I problemi della filiera derivati ​​dalla guerra in Ucraina, sommati alle rigide misure e chiusure dovute al COVID-19 in Cina, hanno causato il 23% delle aziende europee che operano in questo paese considerare la possibilità di spostati in un altro posto. Ciò significherebbe che il numero di aziende europee in programma di lasciare la Cina è raddoppiato dall’inizio del 2022.

Conosciamo tali informazioni secondo il rapporto pubblicato questo giovedì da la Camera di Commercio Europea in Cina. Questo rapporto è composto da a indagine di impatto quella politica cinese COVID-19 e il la guerra della Russia in Ucraina stanno avendo affari europei in Cina. Sebbene gli intervistati provenissero da un’ampia gamma di settori, regioni e dimensioni, oltre il 90% ha dichiarato di essere stato influenzato negativamente a causa degli attuali problemi della catena di approvvigionamento.

Continuando con i dati, a 85% degli intervistati ha affermato di avere difficoltà di accesso alle materie Prime e componenti, il 89% ha detto di averlo fatto difficoltà di trasporto detti materiali e componenti, lasciando a 83% insieme a difficoltà di consegna internazionale. Infatti, da metà marzo a causa del COVID-19, le merci in uscita dal porto di Shanghai sono diminuite di un quarto e il traffico stradale in Cina è diminuito del 40%. Hanno anche sofferto 65% di interruzioni logistiche dovute alla guerra in Ucraina e Russiarendendo impraticabile il trasporto ferroviario tra Cina ed Europa.
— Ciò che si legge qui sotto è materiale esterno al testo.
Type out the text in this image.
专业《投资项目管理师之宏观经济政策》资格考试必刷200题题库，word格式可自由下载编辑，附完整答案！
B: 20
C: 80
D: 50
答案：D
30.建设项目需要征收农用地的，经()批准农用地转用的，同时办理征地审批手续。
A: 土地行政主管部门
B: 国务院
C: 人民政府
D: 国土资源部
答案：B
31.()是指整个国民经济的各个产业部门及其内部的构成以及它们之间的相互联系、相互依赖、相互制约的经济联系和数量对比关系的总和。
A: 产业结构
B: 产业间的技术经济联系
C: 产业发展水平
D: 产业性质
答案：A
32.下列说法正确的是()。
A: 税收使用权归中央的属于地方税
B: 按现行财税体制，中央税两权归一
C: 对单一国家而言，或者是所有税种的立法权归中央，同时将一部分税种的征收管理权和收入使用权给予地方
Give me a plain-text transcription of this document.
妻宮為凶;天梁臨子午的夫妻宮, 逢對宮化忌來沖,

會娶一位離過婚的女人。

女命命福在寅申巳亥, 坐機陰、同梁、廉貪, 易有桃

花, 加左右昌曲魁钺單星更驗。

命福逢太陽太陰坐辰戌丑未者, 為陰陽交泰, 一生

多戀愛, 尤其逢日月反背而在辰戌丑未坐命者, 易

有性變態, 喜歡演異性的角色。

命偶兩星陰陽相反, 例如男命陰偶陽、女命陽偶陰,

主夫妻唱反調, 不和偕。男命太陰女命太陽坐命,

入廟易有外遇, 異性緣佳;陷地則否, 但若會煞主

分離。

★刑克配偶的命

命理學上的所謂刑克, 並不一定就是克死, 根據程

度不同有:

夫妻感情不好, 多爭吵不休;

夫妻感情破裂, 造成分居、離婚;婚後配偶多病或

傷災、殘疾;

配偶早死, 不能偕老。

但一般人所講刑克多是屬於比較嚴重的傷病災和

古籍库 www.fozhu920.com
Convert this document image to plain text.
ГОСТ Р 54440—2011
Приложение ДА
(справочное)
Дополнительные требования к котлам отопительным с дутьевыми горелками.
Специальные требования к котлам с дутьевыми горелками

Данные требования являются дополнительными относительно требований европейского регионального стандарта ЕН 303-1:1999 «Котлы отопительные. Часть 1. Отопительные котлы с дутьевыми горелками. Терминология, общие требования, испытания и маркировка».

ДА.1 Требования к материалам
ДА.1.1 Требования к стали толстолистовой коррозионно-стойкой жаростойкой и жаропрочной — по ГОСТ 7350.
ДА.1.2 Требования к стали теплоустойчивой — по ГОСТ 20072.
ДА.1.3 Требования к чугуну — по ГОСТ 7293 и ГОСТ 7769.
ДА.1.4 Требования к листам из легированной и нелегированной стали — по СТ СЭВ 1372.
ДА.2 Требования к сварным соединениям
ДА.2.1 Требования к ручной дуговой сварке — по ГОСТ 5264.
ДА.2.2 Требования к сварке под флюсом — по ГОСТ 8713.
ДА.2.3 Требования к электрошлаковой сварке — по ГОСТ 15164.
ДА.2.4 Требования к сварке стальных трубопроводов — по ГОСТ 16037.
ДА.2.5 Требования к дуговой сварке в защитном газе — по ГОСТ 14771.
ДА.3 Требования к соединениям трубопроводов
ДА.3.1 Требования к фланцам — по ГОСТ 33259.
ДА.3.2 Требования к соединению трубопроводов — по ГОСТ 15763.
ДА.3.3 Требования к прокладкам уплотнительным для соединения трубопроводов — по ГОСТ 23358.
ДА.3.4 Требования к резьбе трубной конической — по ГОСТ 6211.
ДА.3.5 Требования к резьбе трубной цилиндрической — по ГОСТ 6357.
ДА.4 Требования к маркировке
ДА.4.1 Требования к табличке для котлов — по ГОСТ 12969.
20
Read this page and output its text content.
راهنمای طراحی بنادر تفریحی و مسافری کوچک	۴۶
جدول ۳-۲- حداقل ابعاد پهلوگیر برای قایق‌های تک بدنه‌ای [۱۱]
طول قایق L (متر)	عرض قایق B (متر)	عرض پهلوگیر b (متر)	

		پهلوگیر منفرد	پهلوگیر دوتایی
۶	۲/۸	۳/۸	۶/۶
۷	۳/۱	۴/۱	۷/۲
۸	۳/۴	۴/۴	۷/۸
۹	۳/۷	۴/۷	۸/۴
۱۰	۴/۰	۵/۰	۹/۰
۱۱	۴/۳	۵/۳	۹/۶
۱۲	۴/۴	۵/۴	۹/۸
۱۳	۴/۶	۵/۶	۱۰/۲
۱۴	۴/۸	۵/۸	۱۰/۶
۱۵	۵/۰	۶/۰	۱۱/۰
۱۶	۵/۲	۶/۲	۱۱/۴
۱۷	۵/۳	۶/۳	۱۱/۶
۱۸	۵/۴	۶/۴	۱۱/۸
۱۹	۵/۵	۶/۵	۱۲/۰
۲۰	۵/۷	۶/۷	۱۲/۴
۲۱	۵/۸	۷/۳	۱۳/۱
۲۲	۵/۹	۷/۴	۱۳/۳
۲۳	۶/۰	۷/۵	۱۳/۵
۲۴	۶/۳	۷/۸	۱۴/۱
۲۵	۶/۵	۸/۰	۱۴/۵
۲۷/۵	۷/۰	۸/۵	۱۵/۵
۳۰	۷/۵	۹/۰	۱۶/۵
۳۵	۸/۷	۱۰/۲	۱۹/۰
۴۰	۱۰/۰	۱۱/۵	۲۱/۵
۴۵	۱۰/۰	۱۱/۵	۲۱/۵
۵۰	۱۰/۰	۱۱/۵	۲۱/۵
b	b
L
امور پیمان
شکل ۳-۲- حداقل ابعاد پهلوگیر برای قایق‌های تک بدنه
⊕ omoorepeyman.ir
Imprese europee e Cina, una distopia dovuta alla guerra?

Per far fronte alla situazione, diverse aziende come Foxconn, Tesla e SMIC hanno scelto di imporre nei loro stabilimenti sistemi a circuito chiuso in cui i dipendenti vivono e lavorano all’interno della fabbrica stessa per mantenere la produzione in corso. In alcuni casi ha funzionato, ma in altri, come in Foxconnil Focolai di COVID tra i dipendenti ha causato più chiusure.

“L’introduzione di misure di contenimento più rigorose per il Covid-19 nel 2022, sommate all’imposizione da parte della Cina di chiusure totali o parziali in almeno 45 città, sta causando un’enorme incertezza nelle aziende”, ha affermato la Camera.

“I nostri membri sono disposti a resistere all’attuale tempesta, ma se la situazione attuale continua, ovviamente valuteranno sempre più alternative alla Cina”, ha affermato Jörg Wuttke, presidente della Camera di commercio dell’Unione europea. “Un mercato prevedibile e funzionante è meglio di uno che, pur avendo un alto potenziale di crescita, è volatile e soffre di una paralisi della catena di approvvigionamento”.

I dirigenti tecnologici cinesi si sono preoccupati proprio di questo risultato, avvertendo il pubblico di “gravi conseguenze e perdite“se i severi blocchi del Paese continuassero e le fabbriche rimanessero chiuse.